Mitsubishi Motors Navigates Challenges in FY2024 Amid Global Market Shifts
Mitsubishi Motors Corporation (MMTOF) closed its fiscal year 2024 (April 2024–March 2025) with mixed results, reflecting both the resilience of its new product launches and the persistent headwinds of a fiercely competitive global automotive market. While the company posted a modest increase in sales volume and maintained a focus on electrification, profitability suffered significantly due to cost pressures, currency fluctuations, and uneven regional demand.
Financial Performance: Profitability Under Pressure
Mitsubishi’s FY2024 financials highlighted a stark trade-off between volume growth and margin contraction. Total revenue reached ¥2,788.2 billion, virtually flat year-over-year, while operating profit plunged 27% to ¥138.8 billion, and net income collapsed 74% to ¥41.0 billion. The profit margin narrowed to a mere 1.5%, down from 5.5% in FY2023, underscoring the strain of rising costs and competitive pricing in key markets like the U.S. and Thailand.

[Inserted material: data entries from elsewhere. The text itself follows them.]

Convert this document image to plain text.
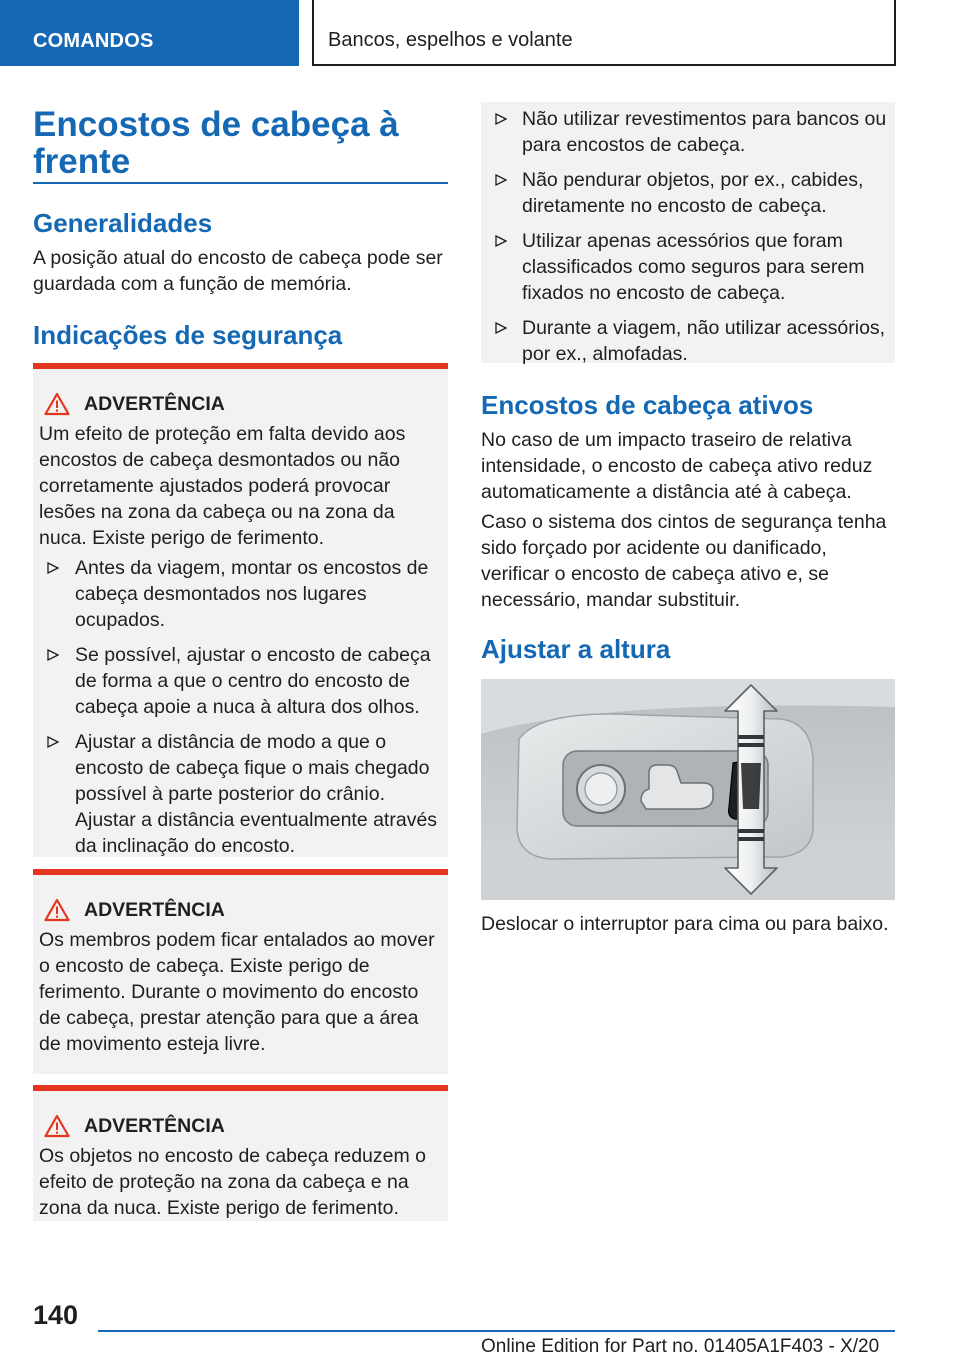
COMANDOS	Bancos, espelhos e volante
Encostos de cabeça à frente
Generalidades
A posição atual do encosto de cabeça pode ser guardada com a função de memória.
Indicações de segurança
ADVERTÊNCIA
Um efeito de proteção em falta devido aos encostos de cabeça desmontados ou não corretamente ajustados poderá provocar lesões na zona da cabeça ou na zona da nuca. Existe perigo de ferimento.
Antes da viagem, montar os encostos de cabeça desmontados nos lugares ocupados.
Se possível, ajustar o encosto de cabeça de forma a que o centro do encosto de cabeça apoie a nuca à altura dos olhos.
Ajustar a distância de modo a que o encosto de cabeça fique o mais chegado possível à parte posterior do crânio. Ajustar a distância eventualmente através da inclinação do encosto.
ADVERTÊNCIA
Os membros podem ficar entalados ao mover o encosto de cabeça. Existe perigo de ferimento. Durante o movimento do encosto de cabeça, prestar atenção para que a área de movimento esteja livre.
ADVERTÊNCIA
Os objetos no encosto de cabeça reduzem o efeito de proteção na zona da cabeça e na zona da nuca. Existe perigo de ferimento.
Não utilizar revestimentos para bancos ou para encostos de cabeça.
Não pendurar objetos, por ex., cabides, diretamente no encosto de cabeça.
Utilizar apenas acessórios que foram classificados como seguros para serem fixados no encosto de cabeça.
Durante a viagem, não utilizar acessórios, por ex., almofadas.
Encostos de cabeça ativos
No caso de um impacto traseiro de relativa intensidade, o encosto de cabeça ativo reduz automaticamente a distância até à cabeça.
Caso o sistema dos cintos de segurança tenha sido forçado por acidente ou danificado, verificar o encosto de cabeça ativo e, se necessário, mandar substituir.
Ajustar a altura
Deslocar o interruptor para cima ou para baixo.
140
Online Edition for Part no. 01405A1F403 - X/20
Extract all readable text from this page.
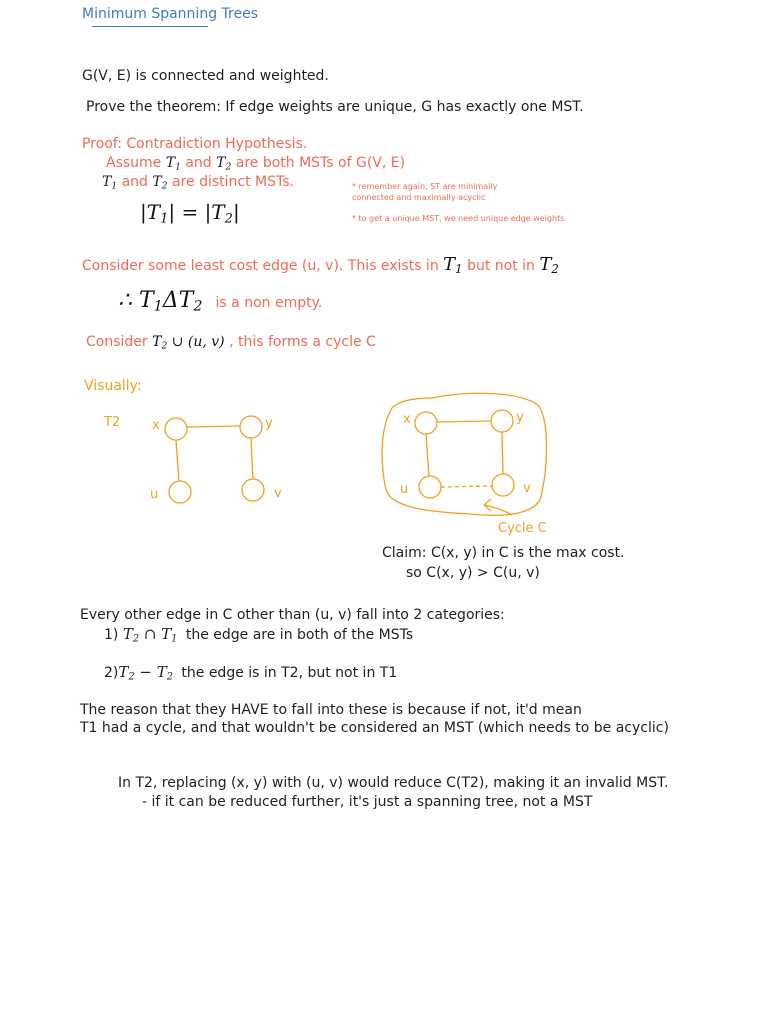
Minimum Spanning Trees
G(V, E) is connected and weighted.
Prove the theorem: If edge weights are unique, G has exactly one MST.
Proof: Contradiction Hypothesis.
Assume $T_1$ and $T_2$ are both MSTs of G(V, E)
$T_1$ and $T_2$ are distinct MSTs.
$|T_1| = |T_2|$
* remember again, ST are minimally
connected and maximally acyclic
* to get a unique MST, we need unique edge weights
Consider some least cost edge (u, v). This exists in $T_1$ but not in $T_2$
∴ $T_1\Delta T_2$ is a non empty.
Consider $T_2$ ∪ (u, v) , this forms a cycle C
Visually:
T2 x	y
u	v
x	y
u	v
Cycle C
Claim: C(x, y) in C is the max cost.
so C(x, y) > C(u, v)
Every other edge in C other than (u, v) fall into 2 categories:
1) $T_2$ ∩ $T_1$ the edge are in both of the MSTs
$2)T_2 - T_2$ the edge is in T2, but not in T1
The reason that they HAVE to fall into these is because if not, it'd mean
T1 had a cycle, and that wouldn't be considered an MST (which needs to be acyclic)
In T2, replacing (x, y) with (u, v) would reduce C(T2), making it an invalid MST.
- if it can be reduced further, it's just a spanning tree, not a MST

The company’s EPS fell to ¥28.70, missing analyst expectations by 32%, even as revenue narrowly beat forecasts. Analysts attributed the weak bottom-line results to increased sales incentives, inflation-driven costs, and the appreciation of the Thai baht, which eroded margins in the latter half of the fiscal year.
Regional Performance: Growth in Core Markets, Struggles in ASEAN
Despite challenges, Mitsubishi’s sales volume grew 3.3% year-over-year to 842,000 units, driven by strong performances in its core markets:
- Japan: Domestic sales surged 6.9% to 117,486 units, fueled by new model launches like the upgraded Outlander PHEV and the compact Delica Mini. This marked the third consecutive year of growth in Japan.
- North America: Exports to the region rose 1% to 116,048 units, with the Outlander PHEV setting a record in March 2025 for its best-ever dealer-retail month. Mitsubishi also expanded its U.S. dealership network through partnerships with major groups like LaFontaine Automotive, supporting its "Momentum 2030" plan to double its U.S. product lineup by 2030.
However, the company faced setbacks in Thailand and Indonesia, where production fell 27% and rose 103%, respectively, due to delayed demand recovery and supply chain bottlenecks. ASEAN exports dropped 1.7%, while European exports fell 44%, reflecting stagnant economic conditions and geopolitical disruptions.
Strategic Initiatives: Electrification and Cost Control
Mitsubishi emphasized its electrification roadmap, aiming for 100% sales of electrified vehicles by 2035. The Outlander PHEV, a cornerstone of its strategy, contributed significantly to North American sales growth, with March 2025 marking its highest monthly sales ever in that region. The company also launched the XForce and Triton pickup trucks in ASEAN markets, which helped stabilize market share despite sluggish demand.
On the cost front, Mitsubishi improved procurement efficiency by ¥10.4 billion and reduced material costs, partially offsetting inflationary pressures. However, rising R&D expenses (+¥8.5 billion) and quality-control costs continued to weigh on margins.
Challenges Ahead: Currency Risks and Market Volatility
The Thai baht’s appreciation in the second half of FY2024 cut into profits, a recurring issue for Mitsubishi, which relies heavily on Thai manufacturing. Meanwhile, global competition intensified as rivals like Toyota and Honda leveraged economies of scale to undercut pricing. In ASEAN, Mitsubishi’s struggles in Thailand contrasted with gains in Indonesia, where production expanded but demand remained volatile.
The company also faces structural challenges, including declining domestic production in Japan (-4.2%) and a 10% drop in total global production, signaling a need to optimize capacity utilization.
Conclusion: A Fragile Path to Recovery
Mitsubishi Motors’ FY2024 results paint a picture of a company navigating a tightrope between innovation and cost discipline. While its electrification strategy and new models like the Outlander PHEV offer growth potential, profitability remains vulnerable to external factors like currency swings and regional demand fluctuations.
Investors should take note of the ¥15 per-share dividend increase, a positive signal of cash flow stability, but remain cautious about the 74% net income decline and margin compression. Mitsubishi’s ability to sustain momentum in North America and Japan—while reviving ASEAN demand—will be critical.
The road ahead hinges on execution: Can Mitsubishi control costs without sacrificing market share? Can its electrification pivot offset margin pressures? With ¥2,788.2 billion in revenue and a renewed focus on partnerships and innovation, the company has the tools to stabilize—but the automotive market leaves little room for error.
For now, Mitsubishi’s story is one of resilience amid turbulence—a tale of hope in new models and lingering doubts about profitability. Investors may want to watch closely as the company seeks to turn the tide in FY2025.